Snippets are defined in XML documents and you tell Visual Studio where to find them. The following code…

private string myString;
public string MyString
{
    get { return myString; }

    set
    {
        if (value != myString)
        {
            myString = value;
            PropertyChanged?.Invoke(this, new PropertyChangedEventArgs(nameof(MyString)));
        }
    }
}

… will be inserted by the following XML:

<?xml version="1.0" encoding="utf-8"?>
<CodeSnippets xmlns="http://schemas.microsoft.com/VisualStudio/2005/CodeSnippet">
    <CodeSnippet Format="1.0.0">
        <Header>
            <SnippetTypes>
                <SnippetType>Expansion</SnippetType>
            </SnippetTypes>
            <Title>Property with INPC</Title>
            <Author>Jon Stødle</Author>
            <Description>Inserts a property which implements INotifyPropertyChanged</Description>
            <HelpUrl></HelpUrl>
            <Shortcut>propc</Shortcut>
        </Header>
        <Snippet>
            <Declarations>
                <Literal Editable="true">
                    <ID>type</ID>
                    <ToolTip>Type of property</ToolTip>
                    <Default>string</Default>
                    <Function>
                    </Function>
                </Literal>
                <Literal Editable="true">
                    <ID>backingField</ID>
                    <ToolTip>Name of backing field</ToolTip>
                    <Default>myBackingField</Default>
                    <Function>
                    </Function>
                </Literal>
                <Literal Editable="true">
                    <ID>propertyName</ID>
                    <ToolTip>Name of property</ToolTip>
                    <Default>MyProperty</Default>
                    <Function>
                    </Function>
                </Literal>
            </Declarations>
            <Code Language="csharp" Delimiter="$"><![CDATA[
                    // Insert code block from below here
                $end$]]>
            </Code>
        </Snippet>
    </CodeSnippet>
</CodeSnippets>

The top of the document has the author and a description of the snippet, but here are the more important of the tags:

  • SnippetType explains the type of snippet to Visual Studio. Expansion means it’ll “expand” to more code
  • Shortcut this is the sequence of characters to be entered to execute the snippet
  • Declarations contains a list of the parts of the snippet that can be edited.
  • Literal describes a part of the code that can be edited. The ID is the name of the part (has to be unique). The Tooltip will be shown when snippet is highlighted and should contain a short description. Default is the default value before editing.
  • Code this contains the code to be inserted. The keywords from the previous list is placed where the editable parts are. The keywords are surrounded by dollar signs. The $end$ keyword signifies the end of the code to be inserted. This is necessary to prevent Visual Studio from inserting an extra newline at the end.
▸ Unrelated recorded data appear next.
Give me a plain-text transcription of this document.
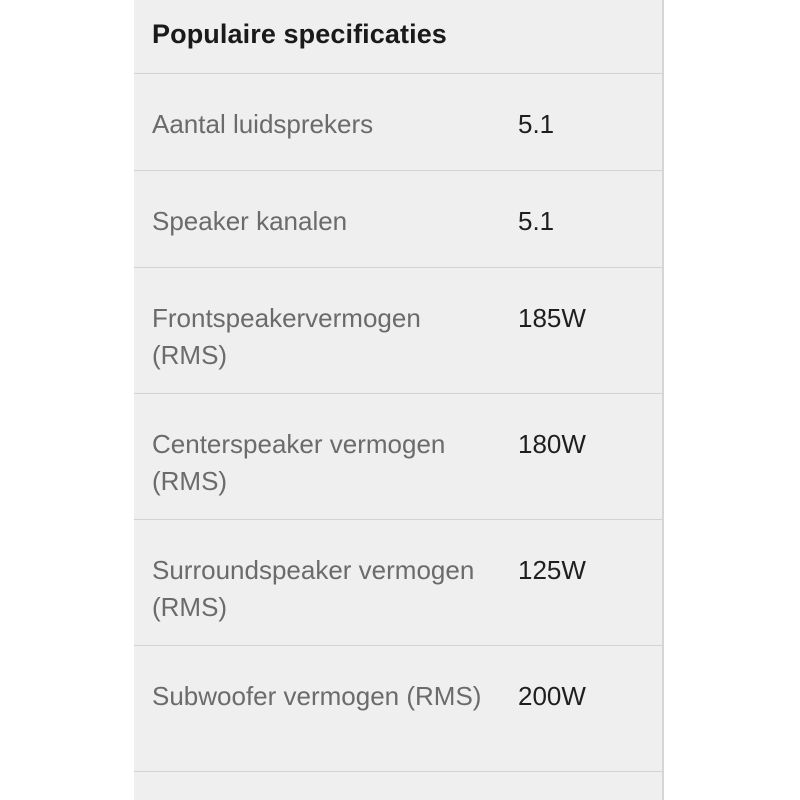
Populaire specificaties
Aantal luidsprekers	5.1
Speaker kanalen	5.1
Frontspeakervermogen (RMS)
185W
Centerspeaker vermogen (RMS)
180W
Surroundspeaker vermogen (RMS)
125W
Subwoofer vermogen (RMS) 200W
It’ll end up working like this:

propc-snippet

Adding them to Visual Studio

To easily sync the snippets across your development machines you can use something like OneDrive or Dropbox. I’ve made a git repo that I clone onto the machines I develop on.

To make the snippets available in Visual Studio you’ll have to tell it where to find them:

  1. Open Visual Studio
  2. Go to Tools > Snippets manager
  3. Select CSharp from the list of languages
  4. You’ve got two choices here:
  • Import: you’ll select snippet files and Visual Studio imports/copies them into it’s store of snippets
  • Add: you’ll select a folder and Visual Studio will add that folder to the folders it checks when looking for snippets (Visual Studio does not copy the files)
  1. Snippets are now ready for use

My preferred method is to add the folder where I store my snippets. It’s easier to keep them synced, and I can edit the snippets and have the changes instantly available in Visual Studio.

Wrapping up

After I first discovered snippets, and especially when I learned how to make my own, I’ve been loving them. I believe it’s one of the neatest features in Visual Studio, and I don’t think it’s very known or very appreciated. I hope I’ve convinced you to start using snippets. Even if you don’t make your own, the default ones are a lot of help too.